We say our goodbyes in the parking lot, the smell of salt air hanging over our heads, poofball clouds drifting west out over the ocean, as Mike shakes my hand, saying, “It’s been real.”

“It’s been fun.”

“But it hasn’t been real fun.” He gives me a thumbs up and steps backward to his navy blue Audi. “Promise me you’ll think about the documentary, okay? Carla’s not so bad after all those FCC fines. Lightened her up a bit.”

I tell him okay, I will, yet I don’t believe for a second that Carla Hancock has changed. That cobra will always have her fangs.
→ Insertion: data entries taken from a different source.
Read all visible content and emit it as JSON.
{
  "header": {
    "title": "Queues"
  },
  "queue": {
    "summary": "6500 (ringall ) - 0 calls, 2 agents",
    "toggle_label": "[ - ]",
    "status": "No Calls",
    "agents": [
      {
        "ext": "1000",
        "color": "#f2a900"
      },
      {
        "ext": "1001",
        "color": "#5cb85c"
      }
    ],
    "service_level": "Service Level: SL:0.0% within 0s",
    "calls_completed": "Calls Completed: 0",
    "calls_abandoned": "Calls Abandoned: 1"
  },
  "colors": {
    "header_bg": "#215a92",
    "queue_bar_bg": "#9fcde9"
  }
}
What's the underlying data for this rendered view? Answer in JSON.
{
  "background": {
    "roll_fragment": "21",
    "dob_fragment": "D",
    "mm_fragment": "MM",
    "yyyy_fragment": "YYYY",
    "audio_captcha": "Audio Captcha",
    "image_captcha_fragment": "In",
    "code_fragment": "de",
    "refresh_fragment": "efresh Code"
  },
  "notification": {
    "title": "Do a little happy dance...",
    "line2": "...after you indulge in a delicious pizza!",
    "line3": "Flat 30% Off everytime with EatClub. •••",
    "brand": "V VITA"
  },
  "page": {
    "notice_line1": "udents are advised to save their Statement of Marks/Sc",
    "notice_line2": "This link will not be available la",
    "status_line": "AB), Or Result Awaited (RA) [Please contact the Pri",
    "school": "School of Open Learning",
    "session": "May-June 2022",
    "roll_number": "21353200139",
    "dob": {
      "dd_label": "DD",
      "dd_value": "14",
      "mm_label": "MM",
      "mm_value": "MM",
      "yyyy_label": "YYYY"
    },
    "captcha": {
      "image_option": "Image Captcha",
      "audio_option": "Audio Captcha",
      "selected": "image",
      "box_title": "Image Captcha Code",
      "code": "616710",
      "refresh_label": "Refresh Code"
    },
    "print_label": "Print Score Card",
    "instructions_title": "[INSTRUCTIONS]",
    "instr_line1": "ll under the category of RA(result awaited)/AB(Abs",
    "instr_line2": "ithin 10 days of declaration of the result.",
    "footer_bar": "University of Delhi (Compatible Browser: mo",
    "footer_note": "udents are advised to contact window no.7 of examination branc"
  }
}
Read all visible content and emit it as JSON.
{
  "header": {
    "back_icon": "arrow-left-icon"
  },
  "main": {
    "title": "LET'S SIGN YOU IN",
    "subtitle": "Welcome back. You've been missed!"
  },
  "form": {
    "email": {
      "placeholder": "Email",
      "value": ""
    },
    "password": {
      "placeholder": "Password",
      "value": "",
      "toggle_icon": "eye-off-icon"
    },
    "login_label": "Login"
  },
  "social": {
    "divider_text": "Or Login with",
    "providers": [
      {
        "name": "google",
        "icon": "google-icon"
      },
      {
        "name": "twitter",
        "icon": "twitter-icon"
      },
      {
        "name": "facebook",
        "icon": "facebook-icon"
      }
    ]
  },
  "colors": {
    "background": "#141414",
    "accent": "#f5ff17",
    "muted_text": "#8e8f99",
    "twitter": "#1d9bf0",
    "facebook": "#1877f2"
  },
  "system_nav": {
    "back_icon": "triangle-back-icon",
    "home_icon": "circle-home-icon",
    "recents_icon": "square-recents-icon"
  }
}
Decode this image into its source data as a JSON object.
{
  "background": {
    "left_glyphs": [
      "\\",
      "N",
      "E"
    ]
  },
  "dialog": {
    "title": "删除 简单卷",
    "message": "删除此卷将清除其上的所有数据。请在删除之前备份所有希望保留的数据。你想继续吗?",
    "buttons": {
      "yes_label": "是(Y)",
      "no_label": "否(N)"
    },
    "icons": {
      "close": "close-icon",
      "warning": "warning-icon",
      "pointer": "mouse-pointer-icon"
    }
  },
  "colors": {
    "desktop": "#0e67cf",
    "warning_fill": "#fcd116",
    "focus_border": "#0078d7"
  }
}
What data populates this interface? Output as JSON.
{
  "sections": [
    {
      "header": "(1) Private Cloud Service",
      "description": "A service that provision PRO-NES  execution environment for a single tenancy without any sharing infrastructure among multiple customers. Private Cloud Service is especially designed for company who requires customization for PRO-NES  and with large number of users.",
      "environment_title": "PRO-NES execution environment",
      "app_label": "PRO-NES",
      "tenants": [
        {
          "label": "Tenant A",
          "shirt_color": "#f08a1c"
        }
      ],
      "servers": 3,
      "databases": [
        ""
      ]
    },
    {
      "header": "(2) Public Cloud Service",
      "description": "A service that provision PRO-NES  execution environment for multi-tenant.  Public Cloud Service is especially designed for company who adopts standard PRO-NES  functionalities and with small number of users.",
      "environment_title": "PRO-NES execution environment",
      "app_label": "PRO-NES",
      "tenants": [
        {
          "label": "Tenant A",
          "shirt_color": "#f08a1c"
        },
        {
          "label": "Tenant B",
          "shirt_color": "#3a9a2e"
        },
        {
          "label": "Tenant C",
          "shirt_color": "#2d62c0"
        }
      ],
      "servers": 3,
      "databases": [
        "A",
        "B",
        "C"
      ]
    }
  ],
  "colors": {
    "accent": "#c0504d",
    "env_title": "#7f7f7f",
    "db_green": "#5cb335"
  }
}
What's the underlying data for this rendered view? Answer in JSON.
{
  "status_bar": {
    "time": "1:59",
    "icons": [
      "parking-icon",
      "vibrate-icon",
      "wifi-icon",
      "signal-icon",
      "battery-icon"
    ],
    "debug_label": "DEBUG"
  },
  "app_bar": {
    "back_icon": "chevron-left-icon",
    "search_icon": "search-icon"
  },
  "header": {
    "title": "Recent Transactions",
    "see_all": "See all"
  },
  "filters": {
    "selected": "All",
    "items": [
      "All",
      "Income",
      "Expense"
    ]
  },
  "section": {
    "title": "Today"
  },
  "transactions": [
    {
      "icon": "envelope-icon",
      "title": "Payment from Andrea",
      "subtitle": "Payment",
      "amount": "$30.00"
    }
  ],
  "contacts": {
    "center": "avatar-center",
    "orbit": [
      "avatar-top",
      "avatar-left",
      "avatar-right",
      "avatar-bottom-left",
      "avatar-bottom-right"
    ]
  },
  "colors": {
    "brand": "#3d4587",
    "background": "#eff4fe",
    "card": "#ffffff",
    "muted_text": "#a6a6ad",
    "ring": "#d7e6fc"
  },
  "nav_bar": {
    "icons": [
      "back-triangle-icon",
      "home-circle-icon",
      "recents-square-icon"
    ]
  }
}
As he’s getting into his car, I quickly say, “Hey, Mike?” before he closes his door.

“Yeah?”

“Can I send you some audio files to review? I caught something in this old farmhouse back home. Pretty amazing stuff.” I leave it at that. I’ll tell him what it is when I’m ready.

He considers this for a moment and seems to be weighing whether he wants to get involved again with the almighty Ford Atticus Ford for something other than the documentary, and then says, “Sure. If you send a package instead of e-mail, don’t put your return address on it. Toni will have them in the trash before I even know they’re there.”

“Cool. Will do. You have a safe trip home.”

“And you have a good flight. See you on the other side.”

I smile because it’s reassuring to hear him say our catchphrase that ended every episode of
Graveyard: Classified
.

“Yep.” I wave as he drives off. “See you on the other side.”